Bij12 (overheidswebsite met alle informatie over stikstof) zegt hierover:
‘De Stikstofbank wordt gevuld met vrijgemaakte en vrijgevallen ruimte.
Vrijgemaakte ruimte is afkomstig uit bronmaatregelen, die de uitstoot van stikstof beperken. Wanneer bijvoorbeeld een provincie een bedrijf opkoopt kan de natuurvergunning van dit bedrijf geregistreerd worden in de stikstofbank. In de beleidsregels staan de precieze voorwaarden.
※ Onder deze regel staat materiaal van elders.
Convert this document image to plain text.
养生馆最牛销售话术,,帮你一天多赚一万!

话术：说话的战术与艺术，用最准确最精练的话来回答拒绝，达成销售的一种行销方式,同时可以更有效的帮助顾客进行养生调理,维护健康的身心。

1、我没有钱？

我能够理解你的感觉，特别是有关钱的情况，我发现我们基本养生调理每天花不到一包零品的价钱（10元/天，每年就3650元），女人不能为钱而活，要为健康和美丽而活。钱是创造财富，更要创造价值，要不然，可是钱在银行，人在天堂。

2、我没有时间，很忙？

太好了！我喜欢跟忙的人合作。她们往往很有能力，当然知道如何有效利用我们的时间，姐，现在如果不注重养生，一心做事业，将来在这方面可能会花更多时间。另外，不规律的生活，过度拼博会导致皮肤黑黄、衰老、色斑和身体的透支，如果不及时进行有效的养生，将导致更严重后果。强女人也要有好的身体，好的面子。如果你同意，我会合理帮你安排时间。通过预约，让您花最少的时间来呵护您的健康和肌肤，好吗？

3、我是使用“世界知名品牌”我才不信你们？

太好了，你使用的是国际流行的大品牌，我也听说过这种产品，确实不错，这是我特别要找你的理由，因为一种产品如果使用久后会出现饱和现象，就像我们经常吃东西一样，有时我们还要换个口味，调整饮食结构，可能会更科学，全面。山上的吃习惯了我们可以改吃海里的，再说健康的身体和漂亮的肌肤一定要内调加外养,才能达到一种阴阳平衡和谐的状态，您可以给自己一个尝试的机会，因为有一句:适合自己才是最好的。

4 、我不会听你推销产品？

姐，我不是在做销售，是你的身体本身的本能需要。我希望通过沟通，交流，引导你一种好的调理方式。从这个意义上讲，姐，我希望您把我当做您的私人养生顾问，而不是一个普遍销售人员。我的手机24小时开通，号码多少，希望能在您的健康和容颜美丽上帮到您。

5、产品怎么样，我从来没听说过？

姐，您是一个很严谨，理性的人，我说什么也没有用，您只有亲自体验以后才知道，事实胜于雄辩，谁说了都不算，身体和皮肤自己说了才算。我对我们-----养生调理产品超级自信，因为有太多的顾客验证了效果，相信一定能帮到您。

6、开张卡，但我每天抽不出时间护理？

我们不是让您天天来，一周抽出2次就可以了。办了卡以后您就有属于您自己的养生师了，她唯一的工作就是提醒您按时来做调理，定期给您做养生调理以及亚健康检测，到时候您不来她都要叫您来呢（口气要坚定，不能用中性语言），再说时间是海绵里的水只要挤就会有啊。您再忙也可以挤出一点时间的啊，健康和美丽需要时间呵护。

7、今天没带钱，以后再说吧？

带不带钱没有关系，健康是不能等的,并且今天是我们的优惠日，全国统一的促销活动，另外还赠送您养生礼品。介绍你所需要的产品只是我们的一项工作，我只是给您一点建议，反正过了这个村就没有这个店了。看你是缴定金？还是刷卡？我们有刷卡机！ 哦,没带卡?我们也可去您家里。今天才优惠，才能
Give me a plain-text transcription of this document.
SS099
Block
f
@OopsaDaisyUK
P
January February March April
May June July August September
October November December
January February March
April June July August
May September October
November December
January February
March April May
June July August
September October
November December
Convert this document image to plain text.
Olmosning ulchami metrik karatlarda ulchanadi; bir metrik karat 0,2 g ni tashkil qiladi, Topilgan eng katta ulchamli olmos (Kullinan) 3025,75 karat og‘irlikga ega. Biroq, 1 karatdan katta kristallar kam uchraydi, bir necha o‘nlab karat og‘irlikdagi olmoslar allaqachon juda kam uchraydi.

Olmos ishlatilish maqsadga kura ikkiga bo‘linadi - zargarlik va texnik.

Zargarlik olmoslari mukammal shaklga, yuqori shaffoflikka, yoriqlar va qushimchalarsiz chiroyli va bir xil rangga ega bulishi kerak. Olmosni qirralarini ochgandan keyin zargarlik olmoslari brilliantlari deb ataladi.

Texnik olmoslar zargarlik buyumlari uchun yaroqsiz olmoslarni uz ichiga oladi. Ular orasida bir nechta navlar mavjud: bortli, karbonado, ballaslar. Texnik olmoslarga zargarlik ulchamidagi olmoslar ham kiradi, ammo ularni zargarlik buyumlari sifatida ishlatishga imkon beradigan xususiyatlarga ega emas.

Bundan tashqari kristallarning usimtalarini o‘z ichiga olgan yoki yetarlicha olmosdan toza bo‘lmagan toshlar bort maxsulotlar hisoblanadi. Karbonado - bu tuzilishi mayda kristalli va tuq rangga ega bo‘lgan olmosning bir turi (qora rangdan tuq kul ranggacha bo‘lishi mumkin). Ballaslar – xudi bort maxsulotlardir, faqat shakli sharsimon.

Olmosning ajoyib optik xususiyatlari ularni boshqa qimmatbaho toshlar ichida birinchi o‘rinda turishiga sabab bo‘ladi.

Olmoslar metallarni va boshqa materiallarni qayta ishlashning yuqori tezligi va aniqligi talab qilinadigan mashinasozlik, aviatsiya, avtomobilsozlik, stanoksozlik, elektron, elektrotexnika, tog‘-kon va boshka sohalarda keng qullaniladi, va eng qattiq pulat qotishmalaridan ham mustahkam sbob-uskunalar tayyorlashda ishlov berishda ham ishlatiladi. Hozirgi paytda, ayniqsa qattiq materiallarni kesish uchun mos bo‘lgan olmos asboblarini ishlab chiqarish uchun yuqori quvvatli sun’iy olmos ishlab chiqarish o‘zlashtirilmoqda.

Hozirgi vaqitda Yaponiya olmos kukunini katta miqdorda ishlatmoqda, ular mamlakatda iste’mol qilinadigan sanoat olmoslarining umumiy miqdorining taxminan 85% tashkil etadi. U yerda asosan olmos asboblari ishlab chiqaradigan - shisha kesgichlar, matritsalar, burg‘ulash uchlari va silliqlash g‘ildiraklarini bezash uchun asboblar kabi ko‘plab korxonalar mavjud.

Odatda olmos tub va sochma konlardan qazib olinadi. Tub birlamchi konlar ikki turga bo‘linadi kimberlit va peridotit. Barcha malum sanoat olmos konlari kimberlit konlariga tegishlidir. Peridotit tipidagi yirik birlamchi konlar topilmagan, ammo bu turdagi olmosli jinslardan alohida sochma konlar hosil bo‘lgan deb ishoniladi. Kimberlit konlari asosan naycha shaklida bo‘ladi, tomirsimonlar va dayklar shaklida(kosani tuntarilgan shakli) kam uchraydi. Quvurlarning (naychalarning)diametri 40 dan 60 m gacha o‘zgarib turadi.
Vrijgevallen ruimte is de ruimte die resteert als via extern salderen een natuurvergunning wordt verleend. Dit komt omdat saldogever en saldo-ontvanger zich niet op exact dezelfde locatie bevinden ten opzichte van stikstofgevoelige Natura 2000-gebieden. Dit leidt ertoe dat op bepaalde hexagonen meer ruimte beschikbaar is dan nodig is. Dit overschot wordt geregistreerd in de Stikstofbank.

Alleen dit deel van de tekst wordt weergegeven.